Traditional Approach and Limitations
Traditional methods parse unstructured logs into structured data (log keys) and analyze the log key sequence. Limitations: Only consider log keys, ignore parameter values, and are not suitable for complex anomalies.
DeepLog Framework
Uses SPELL (Streaming Parser for Event Logs using Longest Common Subsequence) for log parsing.
Builds two models: log key anomaly detection model and parameter value anomaly detection model. Constructs a workflow model for diagnosis.
Model Architecture and Training
Log key anomaly detection model: LSTM-based, predicts the next log key given a sequence of log keys.
Parameter value anomaly detection model: LSTM-based, predicts the next parameter value vector for each log key.
Workflow model: Separates tasks and builds a model for each task using LSTM prediction probabilities or density-based clustering.
Training is done using normal execution logs only.
Anomaly Detection and Diagnosis
Log key anomaly: Detected if the actual log key is not within the top g predictions.
Parameter value anomaly: Detected if the mean squared error between predicted and actual values exceeds a threshold.
Diagnosis: Workflow model helps pinpoint the location and cause of anomalies.
Handling False Positives
User feedback is used to update the models incrementally, reducing false positives.
Evaluation
Log key anomaly detection: Outperforms PCA, invariant mining, and n-gram language models on Hadoop file system logs.
Parameter value anomaly detection: Successfully detects injected performance anomalies in OpenStack cloud logs.

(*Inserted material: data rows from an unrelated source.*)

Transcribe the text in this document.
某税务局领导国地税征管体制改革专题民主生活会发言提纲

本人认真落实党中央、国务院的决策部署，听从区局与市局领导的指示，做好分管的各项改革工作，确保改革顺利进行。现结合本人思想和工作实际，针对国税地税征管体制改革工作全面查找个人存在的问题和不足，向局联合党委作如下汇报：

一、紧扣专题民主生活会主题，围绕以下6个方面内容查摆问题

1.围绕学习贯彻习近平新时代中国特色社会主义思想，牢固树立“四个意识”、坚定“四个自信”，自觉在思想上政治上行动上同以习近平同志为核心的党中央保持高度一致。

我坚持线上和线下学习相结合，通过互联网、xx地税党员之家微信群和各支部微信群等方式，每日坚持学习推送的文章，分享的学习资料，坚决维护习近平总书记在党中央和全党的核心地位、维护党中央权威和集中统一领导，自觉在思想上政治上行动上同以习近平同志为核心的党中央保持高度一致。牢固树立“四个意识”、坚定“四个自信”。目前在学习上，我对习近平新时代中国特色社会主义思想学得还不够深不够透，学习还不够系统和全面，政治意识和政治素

LSTM model online update: Significantly improves F-measure by reducing false positives on HPC logs.
Case study on network security logs: Detects most anomalies automatically.
Workflow construction: Helps diagnose anomalies by pinpointing the location and cause.
Conclusion and Future Work
DeepLog is a real-time log anomaly detection framework using LSTM to model system execution paths and parameter values.
Workflow models help diagnose detected anomalies, and online model updates are supported.
Future work: Analyzing correlations across different system logs.
In summary, DeepLog is a novel approach for real-time system log anomaly detection and diagnosis using deep learning techniques (LSTM). It outperforms traditional methods, provides a workflow model for diagnosis, and supports online model updates. The evaluation demonstrates its effectiveness on various datasets and case studies, while the Q&A session addresses some important questions and potential limitations.